Artikel 1 Begripsbepalingen

Voor de begripsbepalingen wordt verwezen naar de Verordening maatschappelijke ondersteuning gemeente Grootegast 2015

Hoofdstuk 2

Kosten voor rekening aanvrager, eigen bijdrage en berekening maximale periodebijdrage

Artikel 2.1 Eigen rekening

Indien de belanghebbende een duurdere voorziening wil dan de goedkoopst compenserende voorziening komt het meerdere voor rekening van de belanghebbende.

Artikel 2.2 Eigen bijdrage

  • 1.

    Voor voorzieningen die in de vorm van een financiële tegemoetkoming worden verstrekt is een eigen bijdrage verschuldigd.

  • 2.

    Voor voorzieningen die in natura of als persoonsgebonden budget worden verstrekt is een eigen bijdrage verschuldigd.

  • 3.

    Voor kosten voor onderhoud, reparatie en/of verzekering van een voorziening kan ook een eigen bijdrage worden opgelegd.

  • 4.

    In uitzondering op de voorgaande leden is geen eigen bijdrage verschuldigd voor jeugdigen (onder 18 jaar), rolstoelvoorzieningen, het collectief vervoer, verhuiskostenvergoeding, woningaanpassingen in gemeenschappelijke ruimten, tijdelijke huisvesting, huurderving of voorzieningen met een waarde lager dan € 150,--.

  • 5.

    In uitzondering op lid 4 is voor woningaanpassingen van jeugdigen onder de 18 jaar is wel een eigen bijdrage verschuldigd, deze wordt opgelegd.

    .

Artikel 2.3 Berekening, vaststelling eigen bijdrage

  • 1.

    De eigen bijdrage wordt berekend, opgelegd, vastgesteld en al dan niet geïnd per periode van 4 weken, zoals geregeld in het Uitvoeringsbesluit Wmo 2016.

  • 2.

    Berekening, oplegging, vaststelling en inning van de eigen bijdrage vindt plaats door het Centraal Administratie Kantoor (CAK).
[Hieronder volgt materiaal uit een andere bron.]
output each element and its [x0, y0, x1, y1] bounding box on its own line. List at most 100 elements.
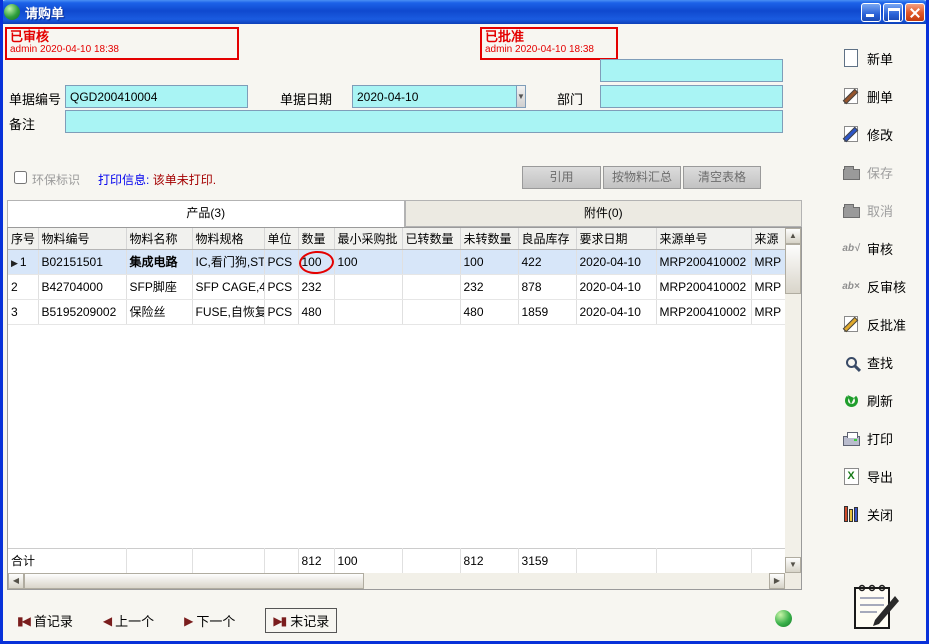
table-header-row: 序号 物料编号 物料名称 物料规格 单位 数量 最小采购批 已转数量 未转数量 …	[8, 228, 785, 249]
col-header-source-no[interactable]: 来源单号	[656, 228, 751, 249]
notepad-icon	[851, 580, 901, 634]
doc-no-input[interactable]	[65, 85, 248, 108]
totals-untransferred: 812	[460, 548, 518, 573]
unapprove-icon	[841, 314, 861, 334]
scroll-left-icon[interactable]: ◀	[8, 573, 24, 589]
dept-input[interactable]	[600, 85, 783, 108]
scroll-up-icon[interactable]: ▲	[785, 228, 801, 244]
sidebar-item-export[interactable]: X 导出	[841, 464, 925, 488]
window-body: 已审核 admin 2020-04-10 18:38 已批准 admin 202…	[3, 24, 926, 641]
sidebar-item-cancel[interactable]: 取消	[841, 198, 925, 222]
close-window-icon	[841, 504, 861, 524]
save-icon	[841, 162, 861, 182]
summarize-by-material-button[interactable]: 按物料汇总	[603, 166, 681, 189]
audit-icon: ab√	[841, 238, 861, 258]
col-header-no[interactable]: 序号	[8, 228, 38, 249]
status-ball-icon	[775, 610, 792, 627]
minimize-button[interactable]	[861, 3, 881, 22]
table-row[interactable]: ▶1 B02151501 集成电路 IC,看门狗,ST PCS 100 100 …	[8, 249, 785, 274]
delete-icon	[841, 86, 861, 106]
items-grid: 序号 物料编号 物料名称 物料规格 单位 数量 最小采购批 已转数量 未转数量 …	[7, 227, 802, 590]
items-table: 序号 物料编号 物料名称 物料规格 单位 数量 最小采购批 已转数量 未转数量 …	[8, 228, 786, 325]
sidebar-item-close[interactable]: 关闭	[841, 502, 925, 526]
record-nav: ▮◀ 首记录 ◀ 上一个 ▶ 下一个 ▶▮ 末记录	[17, 608, 337, 633]
remark-label: 备注	[9, 114, 35, 133]
col-header-code[interactable]: 物料编号	[38, 228, 126, 249]
prev-record-button[interactable]: ◀ 上一个	[103, 611, 154, 630]
totals-qty: 812	[298, 548, 334, 573]
sidebar-item-audit[interactable]: ab√ 审核	[841, 236, 925, 260]
eco-checkbox[interactable]	[14, 171, 27, 184]
maximize-button[interactable]	[883, 3, 903, 22]
tab-attachments[interactable]: 附件(0)	[405, 200, 803, 227]
table-row[interactable]: 3 B5195209002 保险丝 FUSE,自恢复 PCS 480 480 1…	[8, 299, 785, 324]
doc-date-combo[interactable]: ▼	[352, 85, 519, 108]
first-record-button[interactable]: ▮◀ 首记录	[17, 611, 73, 630]
eco-checkbox-label: 环保标识	[32, 171, 80, 188]
print-icon	[841, 428, 861, 448]
sidebar-item-delete[interactable]: 删单	[841, 84, 925, 108]
window-title: 请购单	[25, 3, 859, 22]
table-row[interactable]: 2 B42704000 SFP脚座 SFP CAGE,4 PCS 232 232…	[8, 274, 785, 299]
sidebar-item-new[interactable]: 新单	[841, 46, 925, 70]
doc-date-label: 单据日期	[280, 89, 332, 108]
prev-record-icon: ◀	[103, 614, 110, 628]
sidebar-item-find[interactable]: 查找	[841, 350, 925, 374]
totals-row: 合计 812 100 812 3159	[8, 548, 786, 574]
refresh-icon	[841, 390, 861, 410]
edit-icon	[841, 124, 861, 144]
col-header-qty[interactable]: 数量	[298, 228, 334, 249]
unaudit-icon: ab×	[841, 276, 861, 296]
sidebar-item-print[interactable]: 打印	[841, 426, 925, 450]
export-icon: X	[841, 466, 861, 486]
next-record-icon: ▶	[184, 614, 191, 628]
col-header-req-date[interactable]: 要求日期	[576, 228, 656, 249]
sidebar: 新单 删单 修改 保存 取消 ab√ 审核 ab	[841, 46, 925, 526]
print-info: 打印信息: 该单未打印.	[98, 171, 216, 188]
col-header-untransferred[interactable]: 未转数量	[460, 228, 518, 249]
col-header-name[interactable]: 物料名称	[126, 228, 192, 249]
sidebar-item-unapprove[interactable]: 反批准	[841, 312, 925, 336]
totals-label: 合计	[8, 548, 126, 573]
audited-status-info: admin 2020-04-10 18:38	[10, 44, 234, 55]
remark-input[interactable]	[65, 110, 783, 133]
sidebar-item-modify[interactable]: 修改	[841, 122, 925, 146]
vertical-scroll-thumb[interactable]	[785, 244, 801, 294]
cite-button[interactable]: 引用	[522, 166, 601, 189]
totals-min-batch: 100	[334, 548, 402, 573]
extra-field[interactable]	[600, 59, 783, 82]
horizontal-scroll-thumb[interactable]	[24, 573, 364, 589]
next-record-button[interactable]: ▶ 下一个	[184, 611, 235, 630]
approved-status-info: admin 2020-04-10 18:38	[485, 44, 613, 55]
app-icon	[4, 4, 20, 20]
first-record-icon: ▮◀	[17, 614, 29, 628]
clear-table-button[interactable]: 清空表格	[683, 166, 761, 189]
sidebar-item-unaudit[interactable]: ab× 反审核	[841, 274, 925, 298]
chevron-down-icon[interactable]: ▼	[517, 85, 526, 108]
scrollbar-corner	[785, 573, 801, 589]
dept-label: 部门	[557, 89, 583, 108]
sidebar-item-save[interactable]: 保存	[841, 160, 925, 184]
last-record-button[interactable]: ▶▮ 末记录	[265, 608, 337, 633]
col-header-min-batch[interactable]: 最小采购批	[334, 228, 402, 249]
col-header-spec[interactable]: 物料规格	[192, 228, 264, 249]
doc-no-label: 单据编号	[9, 89, 61, 108]
tab-bar: 产品(3) 附件(0)	[7, 200, 802, 227]
titlebar[interactable]: 请购单	[0, 0, 929, 24]
horizontal-scrollbar[interactable]: ◀ ▶	[8, 573, 785, 589]
audited-status-label: 已审核	[10, 29, 234, 44]
col-header-unit[interactable]: 单位	[264, 228, 298, 249]
scroll-down-icon[interactable]: ▼	[785, 557, 801, 573]
close-button[interactable]	[905, 3, 925, 22]
sidebar-item-refresh[interactable]: 刷新	[841, 388, 925, 412]
tab-products[interactable]: 产品(3)	[7, 200, 405, 227]
approved-status-label: 已批准	[485, 29, 613, 44]
audited-status-box: 已审核 admin 2020-04-10 18:38	[5, 27, 239, 60]
col-header-stock[interactable]: 良品库存	[518, 228, 576, 249]
current-row-indicator-icon: ▶	[11, 258, 18, 268]
doc-date-input[interactable]	[352, 85, 517, 108]
vertical-scrollbar[interactable]: ▲ ▼	[785, 228, 801, 573]
scroll-right-icon[interactable]: ▶	[769, 573, 785, 589]
col-header-transferred[interactable]: 已转数量	[402, 228, 460, 249]
col-header-source[interactable]: 来源	[751, 228, 785, 249]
Artikel 2.4 Maximale periodebijdrage

  • 1.

    De eigen bijdrage over een periode van 4 weken is gelijk aan de wettelijke “maximale periodebijdrage” in die periode, tenzij deze bijdrage hoger is dan de “kosten van de voorziening per 4 weken” in die periode. In dat geval is de eigen bijdrage of het eigen aandeel gelijk aan de “kosten van de voorziening per 4 weken”.

  • 2.

    Wanneer meerdere Wmo voorzieningen verstrekt worden en/of wanneer er ook voor Wlz-zorg een eigen bijdrage opgelegd wordt, geldt het anticumulatiebeginsel. Het anticumulatiebeginsel bepaalt dat de belanghebbende per 4 weken nooit meer betaalt dan de voor zijn situatie berekende “maximale periodebijdrage”, ongeacht de totale kosten van alle voorzieningen (Wmo en/of Wlz-zorg).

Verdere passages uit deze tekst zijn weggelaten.